Tout commence en 1968, autour d’un verre à la brasserie Verschueren, à Saint-Gilles. Quelques jeunes intellectuels, rêveurs et engagés, imaginent un projet fou. Un lieu d’accueil pour enfants a-scolaires qui allierait antipsychiatrie et pédagogie institutionnelle. Près de 50 ans plus tard, le Snark a survécu. Et c’est peu dire!
Fin octobre 2017, il pleut sur les terrils et les corons de La Louvière. Une route en cul-de-sac avec, au bout, une sorte de château perdu dans la brume: c’est le Snark (1), cette école pas comme les autres. Fabricio Sedda m’accueille chaleureusement. Il est directeur du service résidentiel pour jeunes. Il faut bien « me mettre dans une case, c’est l’administration qui le demande », précise-t-il non sans malice.

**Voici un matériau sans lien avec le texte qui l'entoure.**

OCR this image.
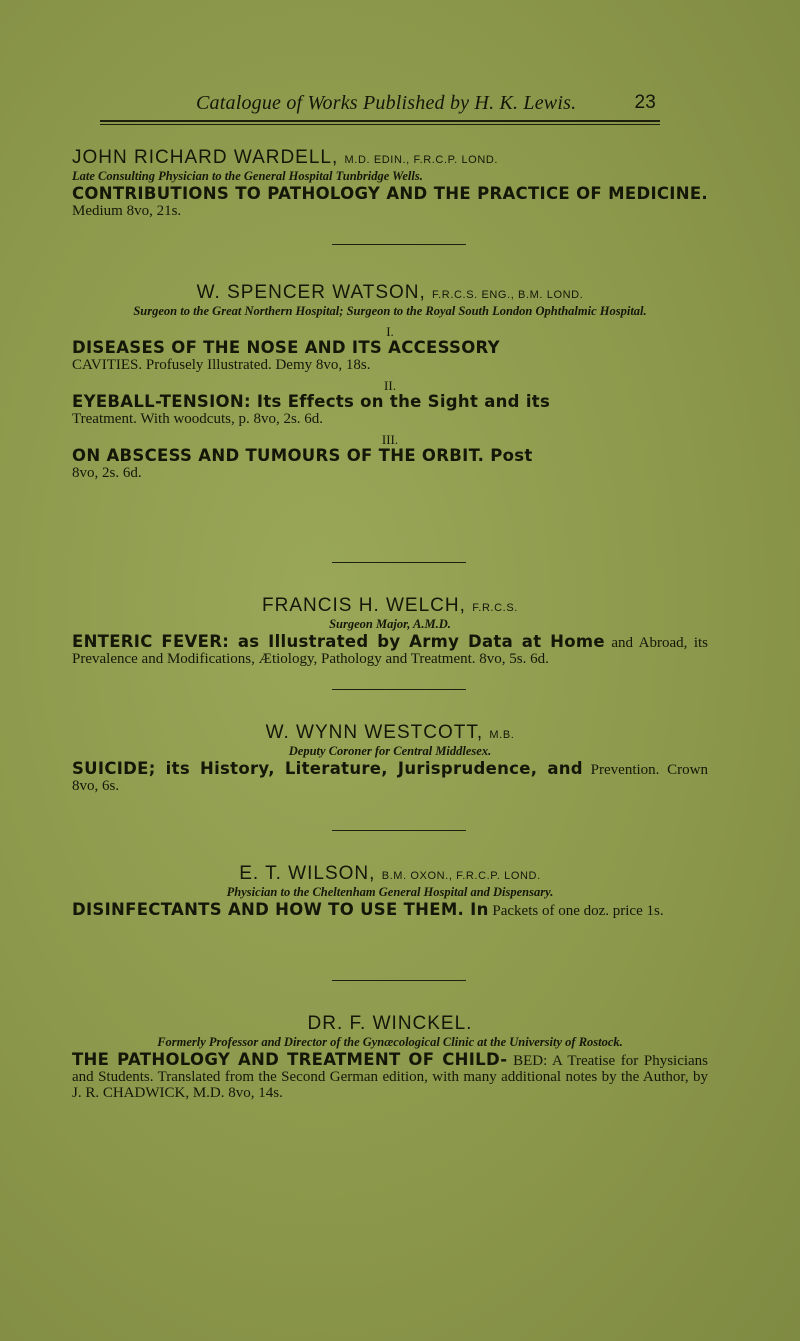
Catalogue of Works Published by H. K. Lewis.	23
JOHN RICHARD WARDELL, M.D. EDIN., F.R.C.P. LOND.
Late Consulting Physician to the General Hospital Tunbridge Wells.
CONTRIBUTIONS TO PATHOLOGY AND THE PRACTICE OF MEDICINE. Medium 8vo, 21s.
W. SPENCER WATSON, F.R.C.S. ENG., B.M. LOND.
Surgeon to the Great Northern Hospital; Surgeon to the Royal South London Ophthalmic Hospital.
I.
DISEASES OF THE NOSE AND ITS ACCESSORY
CAVITIES. Profusely Illustrated. Demy 8vo, 18s.
II.
EYEBALL-TENSION: Its Effects on the Sight and its
Treatment. With woodcuts, p. 8vo, 2s. 6d.
III.
ON ABSCESS AND TUMOURS OF THE ORBIT. Post
8vo, 2s. 6d.
FRANCIS H. WELCH, F.R.C.S.
Surgeon Major, A.M.D.
ENTERIC FEVER: as Illustrated by Army Data at Home and Abroad, its Prevalence and Modifications, Ætiology, Pathology and Treatment. 8vo, 5s. 6d.
W. WYNN WESTCOTT, M.B.
Deputy Coroner for Central Middlesex.
SUICIDE; its History, Literature, Jurisprudence, and Prevention. Crown 8vo, 6s.
E. T. WILSON, B.M. OXON., F.R.C.P. LOND.
Physician to the Cheltenham General Hospital and Dispensary.
DISINFECTANTS AND HOW TO USE THEM. In Packets of one doz. price 1s.
DR. F. WINCKEL.
Formerly Professor and Director of the Gynæcological Clinic at the University of Rostock.
THE PATHOLOGY AND TREATMENT OF CHILD- BED: A Treatise for Physicians and Students. Translated from the Second German edition, with many additional notes by the Author, by J. R. CHADWICK, M.D. 8vo, 14s.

Des élèves viennent m’embrasser, comme si j’étais membre de l’équipe, leur jeunesse interpelle.
Le Snark, en deux mots, c’est un centre psychothérapeutique et pédagogique, soit la combinaison d’un service résidentiel (SRJ) pour jeunes et d’une école (2): deux ASBL, deux directeurs, deux équipes qui accompagnent jour et nuit environ trente adolescent·e·s âgé·e·s de 12 ans à 16 ans, et en 1re, 2e ou 3e secondaires.
Résister à l’épreuve du temps
Le Snark fut créé le 1er septembre 1970, avec l’ambition de mixer institution d’accueil et école secondaire, psys et pédagogues, éducateurs et profs, en liant le tout par la gestion collective. Le rêve de ses créateurs, notamment Jean-Luc Outers qui en écrira le roman (3): construire un centre d’accueil pour adolescents, alternatif tant du point de vue pédagogique que psychiatrique… dans la foulée des Libres enfants de Summerhill, établissement anglais à la pédagogie d’inspiration libertaire.

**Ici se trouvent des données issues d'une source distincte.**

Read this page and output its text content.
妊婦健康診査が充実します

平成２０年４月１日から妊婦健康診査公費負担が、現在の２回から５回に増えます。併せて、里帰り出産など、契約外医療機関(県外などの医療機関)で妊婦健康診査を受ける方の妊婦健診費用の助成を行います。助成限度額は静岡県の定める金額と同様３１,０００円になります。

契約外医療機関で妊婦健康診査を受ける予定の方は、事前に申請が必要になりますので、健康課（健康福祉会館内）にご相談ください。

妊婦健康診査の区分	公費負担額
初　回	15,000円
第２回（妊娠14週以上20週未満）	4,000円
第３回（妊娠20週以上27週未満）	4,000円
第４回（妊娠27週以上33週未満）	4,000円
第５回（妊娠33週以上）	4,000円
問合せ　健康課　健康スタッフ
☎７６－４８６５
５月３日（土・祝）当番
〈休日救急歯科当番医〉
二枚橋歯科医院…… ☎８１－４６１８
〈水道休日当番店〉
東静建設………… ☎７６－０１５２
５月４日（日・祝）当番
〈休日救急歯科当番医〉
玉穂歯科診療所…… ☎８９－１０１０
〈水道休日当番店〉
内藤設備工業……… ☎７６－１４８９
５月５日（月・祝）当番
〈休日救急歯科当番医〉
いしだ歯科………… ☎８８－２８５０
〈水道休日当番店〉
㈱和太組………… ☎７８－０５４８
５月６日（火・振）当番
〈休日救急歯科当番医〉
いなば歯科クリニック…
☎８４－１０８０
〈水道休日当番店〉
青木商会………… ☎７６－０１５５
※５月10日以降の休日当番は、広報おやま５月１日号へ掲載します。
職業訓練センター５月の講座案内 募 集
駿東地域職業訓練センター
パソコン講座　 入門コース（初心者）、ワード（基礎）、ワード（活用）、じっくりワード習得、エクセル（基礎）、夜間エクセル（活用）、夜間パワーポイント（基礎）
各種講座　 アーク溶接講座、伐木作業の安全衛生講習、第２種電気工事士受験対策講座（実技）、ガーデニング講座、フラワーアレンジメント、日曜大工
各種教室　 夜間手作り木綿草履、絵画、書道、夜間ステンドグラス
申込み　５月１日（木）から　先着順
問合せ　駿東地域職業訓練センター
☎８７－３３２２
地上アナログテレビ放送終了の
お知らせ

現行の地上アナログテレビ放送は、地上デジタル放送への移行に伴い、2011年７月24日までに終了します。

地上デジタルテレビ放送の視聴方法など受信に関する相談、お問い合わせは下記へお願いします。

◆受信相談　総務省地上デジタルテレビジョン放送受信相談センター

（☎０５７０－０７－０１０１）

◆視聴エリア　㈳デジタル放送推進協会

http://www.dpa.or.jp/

La soif d’inventer et le refus des catégories sont alors absolus. Pourtant, il faudra bien rentrer dans certaines cases: ce sera celle de l’enseignement général « spécial » de type 3, celui destiné aux élèves présentant des troubles du comportement. Du « type 3 forme 4 », comme on dit dans le jargon scolaire, dédié à accueillir des jeunes aux profils très variés: troubles caractériels, névrotiques, prépsychotiques, autistiques, tous avec une intelligence dite « normale ». Et des anamnèses tout aussi variées: misère familiale et sociale, abandon, adoption, violences diverses, troubles psychiatriques.
Au Snark, un jeune n’égale pas un autre, l’accompagnement ne peut être qu’individualisé et les résultats non mesurables. Cela dit, la plupart retournent dans l’enseignement ordinaire ou s’orientent vers une formation professionnelle (via l’enseignement technique de qualification ou en centre d’éducation et de formation en alternance).
Que reste-t-il de la gestion collective?
Au départ, le Snark se voulait un projet révolutionnaire, totalement égalitaire, basé sur la gestion collective. Celle-ci reposant sur trois principes: une assemblée générale souveraine, l’égalité salariale et l’élection par l’AG des directeurs (un pour l’école et l’autre pour le SRJ) tous les 3 ans. En 2017, l’école est depuis longtemps sortie de la gestion collective et de la redistribution des salaires. Du côté du SRJ, on en a conservé quelques bribes : les assemblées générales du vendredi, la répartition égalitaire des tâches (tout le monde cuisine à tour de rôle, chacun peut être référent « jeune », les nuits sont assurées par tous) et la rotation du poste de direction (qui embarrasse bien l’administration).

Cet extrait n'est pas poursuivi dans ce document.